12.28.2007

Best of

What a peculiar year. I didn't read as many novels as I usually do. I didn't purchase as much music as I usually do. I travelled a bit, but not as much as I would have liked. I went to a few art openings. I saw a few films, but overall, 2007 was a pretty mellow year.

So here's my roundup for the year.

Best Live Shows - Trentemoller at Neumo's, Seattle - Its hard to put into words the electric energy of this show. Just an all around great night and a Monday to boot.
Booka Shade at Mezzanine, San Francisco - My only wish for this show was that it was about 2 hours longer, but seriously, these guys proved why they are international superstars.

Best Movies
INLAND EMPIRE - Once again, David Lynch blew my mind. He creates moody works that are inexplicable and demand viewing. Therefore, I won't try to explain it.
No Country for Old Men - The most accomplished work of the Coens. Still behind The Big Lebowski in terms of all-time favorites, but a nearly perfect film. During Tommy Lee Jones' final monologue, all of the events of the film shifted in my head and all of a sudden, I was thinking about the existential dilemma. Whoa. Heavy.
Eastern Promises - It took me a long time to see it, but it was well worth the wait. A heavy, dark film that still holds that crunchy, organic Cronenberg feel. Plus, a super-hot bath house fight scene featuring a nude Viggo Mortensen.
Zodiac - This movie haunted me. I can still picture the close-up of the college student's face as the Zodiac killer forces her onto her stomach and then stabs her.
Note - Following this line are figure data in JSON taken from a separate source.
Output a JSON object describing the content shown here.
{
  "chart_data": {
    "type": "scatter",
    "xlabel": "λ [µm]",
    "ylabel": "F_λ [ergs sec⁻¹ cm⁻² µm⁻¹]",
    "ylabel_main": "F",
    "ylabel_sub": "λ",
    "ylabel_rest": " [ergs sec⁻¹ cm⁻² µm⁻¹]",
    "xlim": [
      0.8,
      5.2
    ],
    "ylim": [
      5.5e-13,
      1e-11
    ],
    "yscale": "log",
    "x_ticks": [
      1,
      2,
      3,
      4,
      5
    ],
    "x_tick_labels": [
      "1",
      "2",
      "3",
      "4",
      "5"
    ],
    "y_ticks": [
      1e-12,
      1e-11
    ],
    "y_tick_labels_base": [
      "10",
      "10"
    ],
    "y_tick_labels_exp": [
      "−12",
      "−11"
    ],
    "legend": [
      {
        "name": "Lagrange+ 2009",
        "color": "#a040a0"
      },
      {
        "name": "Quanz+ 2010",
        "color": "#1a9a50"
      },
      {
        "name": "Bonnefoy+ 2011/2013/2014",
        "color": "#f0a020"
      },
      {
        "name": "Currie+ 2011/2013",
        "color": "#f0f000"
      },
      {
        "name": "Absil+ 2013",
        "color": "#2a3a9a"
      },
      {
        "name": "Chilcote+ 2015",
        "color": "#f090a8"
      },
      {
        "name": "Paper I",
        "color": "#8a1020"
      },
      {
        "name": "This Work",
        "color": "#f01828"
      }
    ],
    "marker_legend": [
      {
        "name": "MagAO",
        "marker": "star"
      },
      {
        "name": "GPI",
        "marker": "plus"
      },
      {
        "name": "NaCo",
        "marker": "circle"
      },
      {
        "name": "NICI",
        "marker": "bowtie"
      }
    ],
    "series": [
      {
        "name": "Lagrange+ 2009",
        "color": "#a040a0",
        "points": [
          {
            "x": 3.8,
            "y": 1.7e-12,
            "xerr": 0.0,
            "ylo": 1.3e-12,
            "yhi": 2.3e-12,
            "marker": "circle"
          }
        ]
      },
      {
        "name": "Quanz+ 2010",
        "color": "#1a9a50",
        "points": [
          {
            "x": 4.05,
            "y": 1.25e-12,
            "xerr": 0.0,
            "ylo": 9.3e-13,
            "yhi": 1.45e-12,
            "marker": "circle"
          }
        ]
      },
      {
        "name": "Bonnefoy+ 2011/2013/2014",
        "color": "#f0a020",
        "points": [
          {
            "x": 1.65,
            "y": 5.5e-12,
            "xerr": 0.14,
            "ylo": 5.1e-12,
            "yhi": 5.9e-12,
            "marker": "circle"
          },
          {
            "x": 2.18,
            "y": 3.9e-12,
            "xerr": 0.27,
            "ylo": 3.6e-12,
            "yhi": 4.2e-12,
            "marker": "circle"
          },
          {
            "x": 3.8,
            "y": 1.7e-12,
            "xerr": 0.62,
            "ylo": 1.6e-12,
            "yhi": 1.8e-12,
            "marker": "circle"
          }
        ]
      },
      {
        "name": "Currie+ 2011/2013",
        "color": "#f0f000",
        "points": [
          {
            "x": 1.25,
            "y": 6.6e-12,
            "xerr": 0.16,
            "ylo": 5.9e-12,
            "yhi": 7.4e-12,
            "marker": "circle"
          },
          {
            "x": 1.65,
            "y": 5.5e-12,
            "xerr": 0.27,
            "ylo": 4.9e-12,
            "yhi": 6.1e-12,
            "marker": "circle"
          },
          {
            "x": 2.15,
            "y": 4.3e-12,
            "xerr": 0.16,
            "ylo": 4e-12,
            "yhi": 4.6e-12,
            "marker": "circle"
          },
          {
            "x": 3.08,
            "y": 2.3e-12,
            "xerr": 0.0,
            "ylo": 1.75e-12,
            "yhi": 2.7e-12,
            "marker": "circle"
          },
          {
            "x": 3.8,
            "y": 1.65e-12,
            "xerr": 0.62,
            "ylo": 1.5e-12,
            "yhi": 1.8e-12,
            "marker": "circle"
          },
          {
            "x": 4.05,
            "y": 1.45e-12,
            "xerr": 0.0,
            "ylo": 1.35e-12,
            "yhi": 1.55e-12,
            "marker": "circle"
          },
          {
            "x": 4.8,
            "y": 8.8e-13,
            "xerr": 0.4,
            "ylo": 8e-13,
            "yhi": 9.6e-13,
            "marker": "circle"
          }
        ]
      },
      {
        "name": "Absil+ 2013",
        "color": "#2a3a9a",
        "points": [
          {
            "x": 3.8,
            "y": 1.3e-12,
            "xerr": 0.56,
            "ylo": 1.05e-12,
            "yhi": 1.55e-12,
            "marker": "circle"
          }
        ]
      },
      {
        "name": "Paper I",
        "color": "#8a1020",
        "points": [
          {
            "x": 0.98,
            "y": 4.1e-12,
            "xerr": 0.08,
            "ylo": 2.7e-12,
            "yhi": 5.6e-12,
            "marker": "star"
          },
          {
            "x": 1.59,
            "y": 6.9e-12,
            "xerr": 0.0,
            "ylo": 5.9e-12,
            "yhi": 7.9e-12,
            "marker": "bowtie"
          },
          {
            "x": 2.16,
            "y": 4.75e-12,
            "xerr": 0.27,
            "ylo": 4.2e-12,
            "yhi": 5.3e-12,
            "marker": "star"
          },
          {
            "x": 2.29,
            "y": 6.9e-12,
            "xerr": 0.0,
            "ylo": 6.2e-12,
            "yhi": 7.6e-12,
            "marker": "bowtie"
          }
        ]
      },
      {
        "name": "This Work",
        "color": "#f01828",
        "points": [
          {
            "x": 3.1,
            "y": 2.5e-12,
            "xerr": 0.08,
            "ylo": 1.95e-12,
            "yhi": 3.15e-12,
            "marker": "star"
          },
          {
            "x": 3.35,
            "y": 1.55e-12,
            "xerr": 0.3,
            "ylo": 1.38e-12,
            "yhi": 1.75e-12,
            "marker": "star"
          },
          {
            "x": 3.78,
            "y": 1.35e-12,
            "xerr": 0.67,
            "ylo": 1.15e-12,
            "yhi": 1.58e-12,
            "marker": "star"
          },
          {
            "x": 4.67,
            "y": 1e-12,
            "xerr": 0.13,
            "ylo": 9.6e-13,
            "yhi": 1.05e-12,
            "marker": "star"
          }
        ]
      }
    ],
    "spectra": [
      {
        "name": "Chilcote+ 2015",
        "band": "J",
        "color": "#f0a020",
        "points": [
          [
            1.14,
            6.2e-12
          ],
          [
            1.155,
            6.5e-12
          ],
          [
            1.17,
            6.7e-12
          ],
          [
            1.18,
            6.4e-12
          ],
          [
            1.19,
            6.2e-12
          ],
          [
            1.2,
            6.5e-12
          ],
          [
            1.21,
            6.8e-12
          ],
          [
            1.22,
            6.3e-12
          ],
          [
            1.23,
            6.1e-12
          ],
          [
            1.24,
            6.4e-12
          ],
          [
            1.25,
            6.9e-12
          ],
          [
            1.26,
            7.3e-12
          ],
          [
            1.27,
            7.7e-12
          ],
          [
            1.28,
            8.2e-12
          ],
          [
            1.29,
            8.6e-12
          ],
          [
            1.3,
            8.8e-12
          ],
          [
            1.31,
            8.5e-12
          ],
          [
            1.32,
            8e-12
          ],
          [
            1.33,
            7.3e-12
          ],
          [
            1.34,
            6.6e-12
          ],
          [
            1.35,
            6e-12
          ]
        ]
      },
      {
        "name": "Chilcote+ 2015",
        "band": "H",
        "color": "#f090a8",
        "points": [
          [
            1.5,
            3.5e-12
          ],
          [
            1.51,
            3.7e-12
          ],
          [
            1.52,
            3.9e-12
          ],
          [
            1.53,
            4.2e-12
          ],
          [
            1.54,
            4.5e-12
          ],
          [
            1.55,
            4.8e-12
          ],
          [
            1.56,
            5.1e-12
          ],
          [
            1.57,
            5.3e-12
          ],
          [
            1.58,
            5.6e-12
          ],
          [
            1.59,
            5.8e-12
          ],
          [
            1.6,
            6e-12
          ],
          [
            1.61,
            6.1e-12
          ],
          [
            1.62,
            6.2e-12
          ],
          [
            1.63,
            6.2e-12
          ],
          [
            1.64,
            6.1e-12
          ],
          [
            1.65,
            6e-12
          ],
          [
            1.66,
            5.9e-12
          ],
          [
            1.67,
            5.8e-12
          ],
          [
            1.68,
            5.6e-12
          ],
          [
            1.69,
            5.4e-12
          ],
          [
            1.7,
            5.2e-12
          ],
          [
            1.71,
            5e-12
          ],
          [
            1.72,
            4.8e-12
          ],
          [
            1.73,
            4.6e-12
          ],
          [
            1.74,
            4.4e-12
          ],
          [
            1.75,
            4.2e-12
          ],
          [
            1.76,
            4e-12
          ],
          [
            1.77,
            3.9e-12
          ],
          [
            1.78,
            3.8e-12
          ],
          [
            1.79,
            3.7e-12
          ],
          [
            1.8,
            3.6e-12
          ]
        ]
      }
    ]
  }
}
More mature than all of Fincher's previous work. I really liked how the investigator's obsession became the focal point of the final third of the film.

Best Books
I didn't read any. I did listen to American Fascists, God is Not Great, The God Delusion, and No Country for Old Men. I started The Prestige (probably in 2006) and I've only got a couple pages left. Maybe I'll get around to it. What else . . . oh, I read the Buffy comic. God I suck.

And Best Music -
The best mix this year has to go to Sean Wolcott for his DJ Set 2. There are so many killer tracks on there and so many kitschy tracks on there. Everyone who came over to my house had to listen to Male Stripper and Ultimate Warlord.
I don't think I bought any albums, really, just tracks.

Man, an odd year indeed.

6 comments:

Anonymous said...

I can't believe you didn't read any books. Its like I don't even know you anymore.
Tennille

jeremy said...

Yeah, its bad. I admit it. You know, I used to read every night before I went to bed.
Reading before bed isn't nearly as nice when the sun's still up. I used to read on the bus, but lately I've taken to motion sickness.
So mainly, I listen to books at work. I find myself reading more short fiction and interesting articles.
I think the best think I read all last year was Susan Orlean's piece about oragmi in the New Yorker.
I get really fried reading any one author any more. I get bored by their sentence construction and vocabulary. There hasn't been anyone as exciting as David Mitchell or Haruki Murakami to excite me. (Even both of their last works were borderline for me).
So I hardly read last year. Maybe when there's something worth reading, I'll read it.

Anonymous said...

yes, sentence construction is stoopid. Everything should be written a la lolcats. Me iz thunkin jeermy need care pckages full o books!

Anonymous said...

yeah, you started the Prestige before I met you. And fine, I just won't bring you any more Buffy :P

Adam said...

Inland Empire was the only movie that I turned off and said, "I just can't watch this anymore." Although I LOVE Laura Linney with every fiber of my being and I thought she was amazing in Inland Empire, Brad and I bust out laughing when she says, "His name was Crimp." I mean WTF? That movie was way too "concept" for me although I think it had some good bones. I watched Mulholland Dr. afterwards to wash away my confusion. Mmmm Mulholland Dr.....

Thomas said...

^^^ I think you mean Laura Dern.

I enjoyed INLAND EMPIRE (though i didn't fall in love with it) and I laughed out loud at the WTF-of-it-all more than a couple of times. I'm going to remember some of those scenes forever. Still not sure about that credit sequence--I loved it, it's undeniably great, but still something makes me want to reject Lynch's using "Sinnerman" in that way.

Great picks, Jeremy. I think this might be the first 2007 list I've read where I've actually seen all the films.

P.S. 2007 was a bad year for books for me as well. I only managed two or three outside of the ones I had to read for classes.